En adelante iría todos los días a aquella misma aula, se acostaría en la mesa y lo esperaría con la falda levantada para recibir su penitencia hasta que él decidiera que ya había aprendido su lección.

– Siete por cuatro: veintiséis…

El temblor embridado y oculto desde hacía horas se transformó en un sahumerio de gozo.

– Uno por uno: mil…

(Para que aprendas de una vez, zorra malcriada, calientahombres.)

Fue una sacudida de gusto, un bautizo natural. La cosquilla tibia que sube hasta invadir cada rincón del alma. Relámpagos de éxtasis. En temblor inagotable, como si el universo se aprestara a ser parido. Otra creación: un nuevo big bang. Los labios de la vulva son pétalos que estallan. Me inflamo. Soy de púrpura. Soy un génesis de luego. Me vuelvo luna, me vuelvo demonia. No me alcanza el tiempo para respirar. Clavo a Dios en mi entrepierna y El me toca con sus dedos infinitos. Perderse en la nada de otro cuerpo, en el hueco negro de una vida que parece muerte… una pequeña muerte. Sangre de mi sangre, boca de mi boca, leche de mi leche.

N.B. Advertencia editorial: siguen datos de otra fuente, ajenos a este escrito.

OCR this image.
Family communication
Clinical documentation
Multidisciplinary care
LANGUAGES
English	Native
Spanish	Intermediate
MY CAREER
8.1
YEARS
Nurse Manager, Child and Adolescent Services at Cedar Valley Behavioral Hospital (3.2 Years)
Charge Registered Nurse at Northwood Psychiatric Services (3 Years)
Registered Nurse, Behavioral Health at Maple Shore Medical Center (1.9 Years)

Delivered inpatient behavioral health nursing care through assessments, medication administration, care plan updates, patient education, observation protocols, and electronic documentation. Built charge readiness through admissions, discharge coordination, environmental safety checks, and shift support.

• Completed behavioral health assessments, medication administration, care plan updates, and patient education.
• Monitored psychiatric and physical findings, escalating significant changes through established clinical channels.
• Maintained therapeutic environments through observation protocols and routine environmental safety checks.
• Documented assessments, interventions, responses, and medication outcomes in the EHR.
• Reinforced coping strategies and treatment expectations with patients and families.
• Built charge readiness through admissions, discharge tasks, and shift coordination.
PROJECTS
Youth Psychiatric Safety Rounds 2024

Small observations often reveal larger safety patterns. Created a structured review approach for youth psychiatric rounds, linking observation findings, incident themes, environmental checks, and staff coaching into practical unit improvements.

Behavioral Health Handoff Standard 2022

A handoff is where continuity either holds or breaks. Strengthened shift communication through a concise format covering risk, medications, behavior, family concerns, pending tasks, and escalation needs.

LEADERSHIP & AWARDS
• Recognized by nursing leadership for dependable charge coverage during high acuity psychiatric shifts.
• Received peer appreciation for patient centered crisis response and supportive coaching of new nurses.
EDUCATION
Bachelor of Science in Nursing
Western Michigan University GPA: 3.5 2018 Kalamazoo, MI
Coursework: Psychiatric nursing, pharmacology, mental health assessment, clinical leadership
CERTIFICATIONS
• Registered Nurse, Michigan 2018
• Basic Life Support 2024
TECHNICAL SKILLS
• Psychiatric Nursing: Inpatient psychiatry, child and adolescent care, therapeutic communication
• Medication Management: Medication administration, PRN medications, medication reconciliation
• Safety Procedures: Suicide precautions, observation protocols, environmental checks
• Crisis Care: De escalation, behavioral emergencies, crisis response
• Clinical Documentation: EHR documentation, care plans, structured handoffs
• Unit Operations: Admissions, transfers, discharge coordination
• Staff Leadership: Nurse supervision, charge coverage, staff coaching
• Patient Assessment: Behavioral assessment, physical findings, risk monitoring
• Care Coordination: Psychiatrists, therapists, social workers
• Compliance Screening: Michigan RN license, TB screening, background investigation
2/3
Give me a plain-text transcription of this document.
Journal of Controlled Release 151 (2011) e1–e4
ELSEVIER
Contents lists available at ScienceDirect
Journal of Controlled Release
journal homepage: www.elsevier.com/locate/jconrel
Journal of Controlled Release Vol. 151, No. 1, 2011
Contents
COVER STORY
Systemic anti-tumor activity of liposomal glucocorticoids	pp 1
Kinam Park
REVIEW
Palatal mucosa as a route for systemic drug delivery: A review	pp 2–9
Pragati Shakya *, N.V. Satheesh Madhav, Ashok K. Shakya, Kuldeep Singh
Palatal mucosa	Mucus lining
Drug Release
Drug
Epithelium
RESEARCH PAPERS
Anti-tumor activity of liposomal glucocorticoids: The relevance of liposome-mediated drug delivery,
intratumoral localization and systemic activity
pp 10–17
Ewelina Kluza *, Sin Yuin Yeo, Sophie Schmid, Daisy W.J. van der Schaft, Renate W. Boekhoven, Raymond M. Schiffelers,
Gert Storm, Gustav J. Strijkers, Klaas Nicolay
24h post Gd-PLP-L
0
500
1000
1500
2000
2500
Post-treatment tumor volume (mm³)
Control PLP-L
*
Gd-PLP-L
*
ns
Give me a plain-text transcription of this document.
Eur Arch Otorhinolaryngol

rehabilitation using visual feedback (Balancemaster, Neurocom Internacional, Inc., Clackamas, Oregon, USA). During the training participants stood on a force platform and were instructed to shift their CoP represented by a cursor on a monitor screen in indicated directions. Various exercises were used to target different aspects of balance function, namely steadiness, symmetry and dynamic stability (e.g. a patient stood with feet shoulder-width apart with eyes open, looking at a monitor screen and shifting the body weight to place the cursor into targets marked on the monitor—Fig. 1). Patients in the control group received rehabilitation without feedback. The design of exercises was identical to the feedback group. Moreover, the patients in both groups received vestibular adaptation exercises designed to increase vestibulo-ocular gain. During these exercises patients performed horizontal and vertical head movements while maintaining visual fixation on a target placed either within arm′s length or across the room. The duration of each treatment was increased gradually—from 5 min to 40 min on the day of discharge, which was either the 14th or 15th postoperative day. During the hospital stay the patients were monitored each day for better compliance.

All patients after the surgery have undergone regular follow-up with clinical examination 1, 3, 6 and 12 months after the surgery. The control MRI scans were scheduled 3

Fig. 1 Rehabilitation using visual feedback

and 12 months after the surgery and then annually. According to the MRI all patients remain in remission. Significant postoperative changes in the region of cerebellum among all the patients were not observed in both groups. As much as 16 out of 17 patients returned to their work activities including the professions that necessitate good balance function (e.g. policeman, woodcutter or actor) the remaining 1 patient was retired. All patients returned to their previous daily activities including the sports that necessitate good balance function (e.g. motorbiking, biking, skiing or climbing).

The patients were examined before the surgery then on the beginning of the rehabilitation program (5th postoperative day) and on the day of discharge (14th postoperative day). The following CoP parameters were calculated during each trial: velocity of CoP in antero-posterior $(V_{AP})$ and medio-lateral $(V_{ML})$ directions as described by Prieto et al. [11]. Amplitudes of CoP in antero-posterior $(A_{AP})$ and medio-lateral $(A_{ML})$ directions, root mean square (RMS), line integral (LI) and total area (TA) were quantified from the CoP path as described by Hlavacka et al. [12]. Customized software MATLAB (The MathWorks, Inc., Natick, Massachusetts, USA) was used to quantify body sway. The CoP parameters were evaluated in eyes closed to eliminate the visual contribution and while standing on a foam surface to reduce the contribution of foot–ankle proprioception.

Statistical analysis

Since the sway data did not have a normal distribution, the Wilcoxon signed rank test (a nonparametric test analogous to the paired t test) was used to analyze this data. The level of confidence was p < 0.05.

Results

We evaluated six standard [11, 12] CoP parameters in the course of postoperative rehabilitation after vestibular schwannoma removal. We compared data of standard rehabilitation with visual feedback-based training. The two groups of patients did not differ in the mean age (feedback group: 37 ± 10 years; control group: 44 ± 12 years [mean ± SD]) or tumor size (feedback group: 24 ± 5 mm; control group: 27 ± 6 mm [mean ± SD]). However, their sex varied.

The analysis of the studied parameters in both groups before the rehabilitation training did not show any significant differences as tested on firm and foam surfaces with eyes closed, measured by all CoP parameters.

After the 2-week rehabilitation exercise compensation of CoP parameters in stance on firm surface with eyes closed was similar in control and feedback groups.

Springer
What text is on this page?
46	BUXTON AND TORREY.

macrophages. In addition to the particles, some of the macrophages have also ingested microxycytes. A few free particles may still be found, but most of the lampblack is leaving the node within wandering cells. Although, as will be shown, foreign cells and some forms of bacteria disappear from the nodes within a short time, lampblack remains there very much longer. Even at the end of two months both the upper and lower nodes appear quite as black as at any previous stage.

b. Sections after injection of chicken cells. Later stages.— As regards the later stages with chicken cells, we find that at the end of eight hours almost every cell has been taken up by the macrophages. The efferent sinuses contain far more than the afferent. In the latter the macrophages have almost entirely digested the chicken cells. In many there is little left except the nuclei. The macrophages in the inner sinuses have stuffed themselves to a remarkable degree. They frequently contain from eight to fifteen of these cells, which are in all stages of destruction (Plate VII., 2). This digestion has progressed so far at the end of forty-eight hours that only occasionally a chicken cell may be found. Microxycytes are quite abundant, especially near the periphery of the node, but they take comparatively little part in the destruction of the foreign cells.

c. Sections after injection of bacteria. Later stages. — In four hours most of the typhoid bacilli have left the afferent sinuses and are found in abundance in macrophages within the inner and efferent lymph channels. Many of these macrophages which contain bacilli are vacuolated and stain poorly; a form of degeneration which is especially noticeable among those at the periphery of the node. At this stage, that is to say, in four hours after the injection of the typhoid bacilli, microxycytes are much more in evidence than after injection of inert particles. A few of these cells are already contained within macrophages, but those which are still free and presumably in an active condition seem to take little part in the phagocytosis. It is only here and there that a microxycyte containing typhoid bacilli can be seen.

En aquel instante mágico nació otro universo con sus dioses y sus herejías, con sus normas y sus leyes. Terminaba la prehistoria; empezaba el porvenir. Al igual que un Cristo sacrílego, el Pintor había borrado la huella de los santos precedentes. A partir de entonces sería «antes de…» y «después de…».

– Te has portado muy bien -le escuchó decir, aún exhausta-. Ahora vístete. Iremos a comprarte un helado.

III

Esa fue su primera experiencia con él -una experiencia que se repetiría, engarzada a situaciones artificiales y absurdas; tan absurdas como su bien guardado secreto: a ese hombre, tan culto y elegante, se le hacía la boca agua con las niñas.

Era obvio que al Pintor lo enloquecían las púberes: la promisoria eclosión de su femineidad, el brote inminente de las curvas, su inocencia expuesta a la curiosidad del morbo… Sin embargo, jamás se hubiera arriesgado a ir más allá de una tímida caricia a alguna escolar incauta. Huía de la violencia y de todo lo que inspirara temor o desagrado. Así es que se contentaba con cazar a las jóvenes de aspecto infantil para educarlas a su manera.

Gaia reunía los requisitos convenientes: diecinueve años y una actitud de perpetuo desamparo. Por supuesto, no fue la primera ni la última víctima en la vida del Pintor, que siempre andaba tramando alguna nueva seducción. Gaia lo supo a través de sus propias confesiones, pero a ella no le importaban tales aventuras. Sus conquistas eran juegos; caprichos de artista. Se convirtió en una amoral. Mejor dicho, él la convirtió en una amoral cuando la convenció de que aquellos lances no tenían importancia, excepto para ser utilizados por ambos en la cama como material de inspiración. Eso le creó un extraño reflejo condicionado. Se excitaba sólo de oírlo hablar sobre lo que había hecho con otras mujeres; y esa láctica terminó por transformarlo en un fantasma imposible de eludir.